I think my preference would be to say that "wrong answers" are not an acceptable outcome when limits are exceeded. This is what we say for integer arithmetic, for example (or at any rate, we require implementations at least to provide a mechanism which allows users to select this behaviour). I would like to say that exceeding the implementation-defined limit on the length of a sequence results in an error, and I would like to allocate an error code so that the above test can be given two alternative outcomes: the value zero, or a defined error code.
Comment 1 Andrew Eisenberg 2012-12-17 16:32:24 UTC
XQuery 3.0, in section 2.3.1, Kinds of Errors, says:

"In addition to the errors defined in this specification, an implementation may raise a dynamic error for a reason beyond the scope of this specification. For example, limitations may exist on the maximum numbers or sizes of various objects.
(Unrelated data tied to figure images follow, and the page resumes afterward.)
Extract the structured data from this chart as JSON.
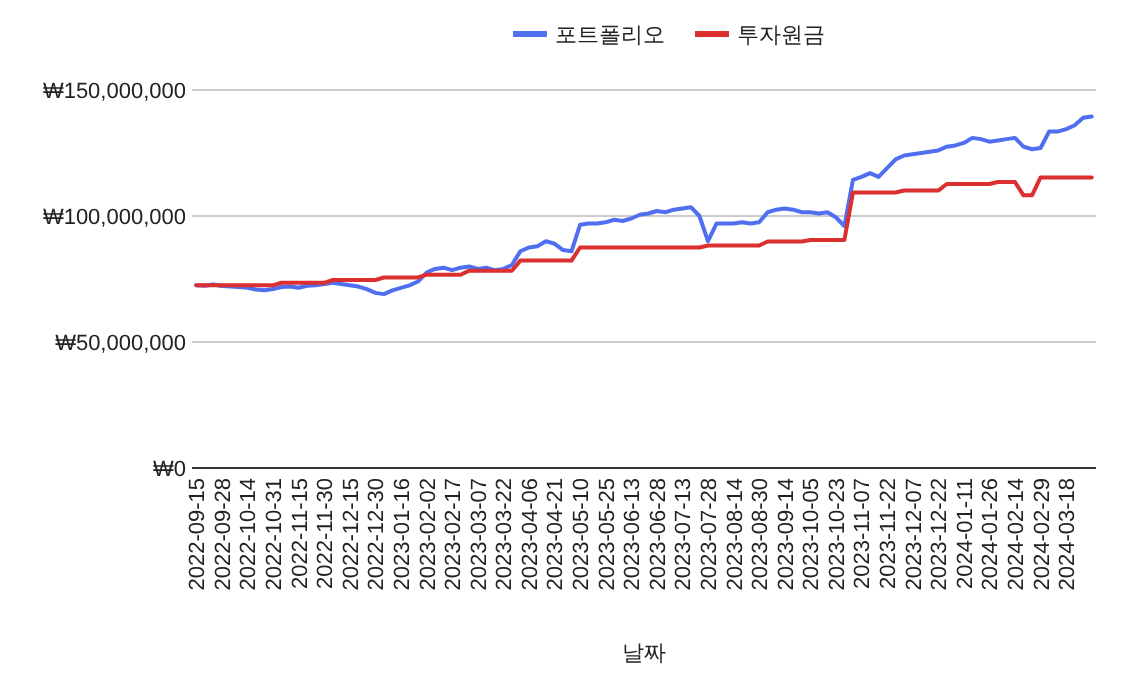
{
  "chart_data": {
    "type": "line",
    "xlabel": "날짜",
    "categories": [
      "2022-09-15",
      null,
      null,
      "2022-09-28",
      null,
      null,
      "2022-10-14",
      null,
      null,
      "2022-10-31",
      null,
      null,
      "2022-11-15",
      null,
      null,
      "2022-11-30",
      null,
      null,
      "2022-12-15",
      null,
      null,
      "2022-12-30",
      null,
      null,
      "2023-01-16",
      null,
      null,
      "2023-02-02",
      null,
      null,
      "2023-02-17",
      null,
      null,
      "2023-03-07",
      null,
      null,
      "2023-03-22",
      null,
      null,
      "2023-04-06",
      null,
      null,
      "2023-04-21",
      null,
      null,
      "2023-05-10",
      null,
      null,
      "2023-05-25",
      null,
      null,
      "2023-06-13",
      null,
      null,
      "2023-06-28",
      null,
      null,
      "2023-07-13",
      null,
      null,
      "2023-07-28",
      null,
      null,
      "2023-08-14",
      null,
      null,
      "2023-08-30",
      null,
      null,
      "2023-09-14",
      null,
      null,
      "2023-10-05",
      null,
      null,
      "2023-10-23",
      null,
      null,
      "2023-11-07",
      null,
      null,
      "2023-11-22",
      null,
      null,
      "2023-12-07",
      null,
      null,
      "2023-12-22",
      null,
      null,
      "2024-01-11",
      null,
      null,
      "2024-01-26",
      null,
      null,
      "2024-02-14",
      null,
      null,
      "2024-02-29",
      null,
      null,
      "2024-03-18",
      null,
      null,
      null
    ],
    "series": [
      {
        "name": "포트폴리오",
        "color": "#4f6ff0",
        "values": [
          72500000,
          72300000,
          72800000,
          72200000,
          72000000,
          71800000,
          71500000,
          70800000,
          70500000,
          71000000,
          71800000,
          72000000,
          71500000,
          72300000,
          72500000,
          73000000,
          73500000,
          73000000,
          72500000,
          72000000,
          71000000,
          69500000,
          69000000,
          70500000,
          71500000,
          72500000,
          74000000,
          77500000,
          79000000,
          79500000,
          78500000,
          79500000,
          80000000,
          79000000,
          79500000,
          78500000,
          79000000,
          80500000,
          86000000,
          87500000,
          88000000,
          90000000,
          89000000,
          86500000,
          86000000,
          96500000,
          97000000,
          97000000,
          97500000,
          98500000,
          98000000,
          99000000,
          100500000,
          101000000,
          102000000,
          101500000,
          102500000,
          103000000,
          103500000,
          100000000,
          90000000,
          97000000,
          97000000,
          97000000,
          97500000,
          97000000,
          97500000,
          101500000,
          102500000,
          103000000,
          102500000,
          101500000,
          101500000,
          101000000,
          101500000,
          99500000,
          96000000,
          114300000,
          115500000,
          117000000,
          115500000,
          119000000,
          122500000,
          124000000,
          124500000,
          125000000,
          125500000,
          126000000,
          127500000,
          128000000,
          129000000,
          131000000,
          130500000,
          129500000,
          130000000,
          130500000,
          131000000,
          127500000,
          126500000,
          127000000,
          133500000,
          133500000,
          134500000,
          136000000,
          139000000,
          139500000
        ]
      },
      {
        "name": "투자원금",
        "color": "#dc2f2f",
        "values": [
          72500000,
          72500000,
          72500000,
          72500000,
          72500000,
          72500000,
          72500000,
          72500000,
          72500000,
          72500000,
          73500000,
          73500000,
          73500000,
          73500000,
          73500000,
          73500000,
          74600000,
          74600000,
          74600000,
          74600000,
          74600000,
          74600000,
          75600000,
          75600000,
          75600000,
          75600000,
          75600000,
          76700000,
          76700000,
          76700000,
          76700000,
          76700000,
          78300000,
          78300000,
          78300000,
          78300000,
          78300000,
          78300000,
          82300000,
          82300000,
          82300000,
          82300000,
          82300000,
          82300000,
          82300000,
          87500000,
          87500000,
          87500000,
          87500000,
          87500000,
          87500000,
          87500000,
          87500000,
          87500000,
          87500000,
          87500000,
          87500000,
          87500000,
          87500000,
          87500000,
          88300000,
          88300000,
          88300000,
          88300000,
          88300000,
          88300000,
          88300000,
          89900000,
          89900000,
          89900000,
          89900000,
          89900000,
          90500000,
          90500000,
          90500000,
          90500000,
          90500000,
          109300000,
          109300000,
          109300000,
          109300000,
          109300000,
          109300000,
          110100000,
          110100000,
          110100000,
          110100000,
          110100000,
          112700000,
          112700000,
          112700000,
          112700000,
          112700000,
          112700000,
          113500000,
          113500000,
          113500000,
          108200000,
          108200000,
          115300000,
          115300000,
          115300000,
          115300000,
          115300000,
          115300000,
          115300000
        ]
      }
    ],
    "ylim": [
      0,
      150000000
    ],
    "yticks": [
      {
        "value": 0,
        "label": "₩0"
      },
      {
        "value": 50000000,
        "label": "₩50,000,000"
      },
      {
        "value": 100000000,
        "label": "₩100,000,000"
      },
      {
        "value": 150000000,
        "label": "₩150,000,000"
      }
    ],
    "grid": "y",
    "legend": "top",
    "marker": "none",
    "line_style": "solid"
  }
}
Any such limitations, and the consequences of exceeding them, are implementation-dependent."
Comment 2 Michael Kay 2012-12-17 16:56:51 UTC
(In reply to comment #1)
> XQuery 3.0, in section 2.3.1, Kinds of Errors, says:
> 
> "In addition to the errors defined in this specification, an implementation
> may raise a dynamic error for a reason beyond the scope of this
> specification....

I think I would ask for two things.

(1) a statement that the implementation-dependent behaviour when a limit is exceeded must be an error of some kind; it is not acceptable, for example, for count(1 to 1e100) to return 42.

(2) an error code which is available for use to indicate that a limit has been exceeded. We should not require use of this error code (implementations might, for example fail with conditions such as "heap full") but we should encourage its use where possible, and we should use this code as a potential result of test cases that stray beyond the minimal limits.
Comment 3 Jonathan Robie 2012-12-20 23:45:30 UTC
I adopted Andrew's solution:

<quote>
In addition to the errors defined in this specification, an implementation may raise a dynamic error for a reason beyond the scope of this specification. For example, limitations may exist on the maximum numbers or sizes of various objects. An error must be raised if such a limittation is exceeded.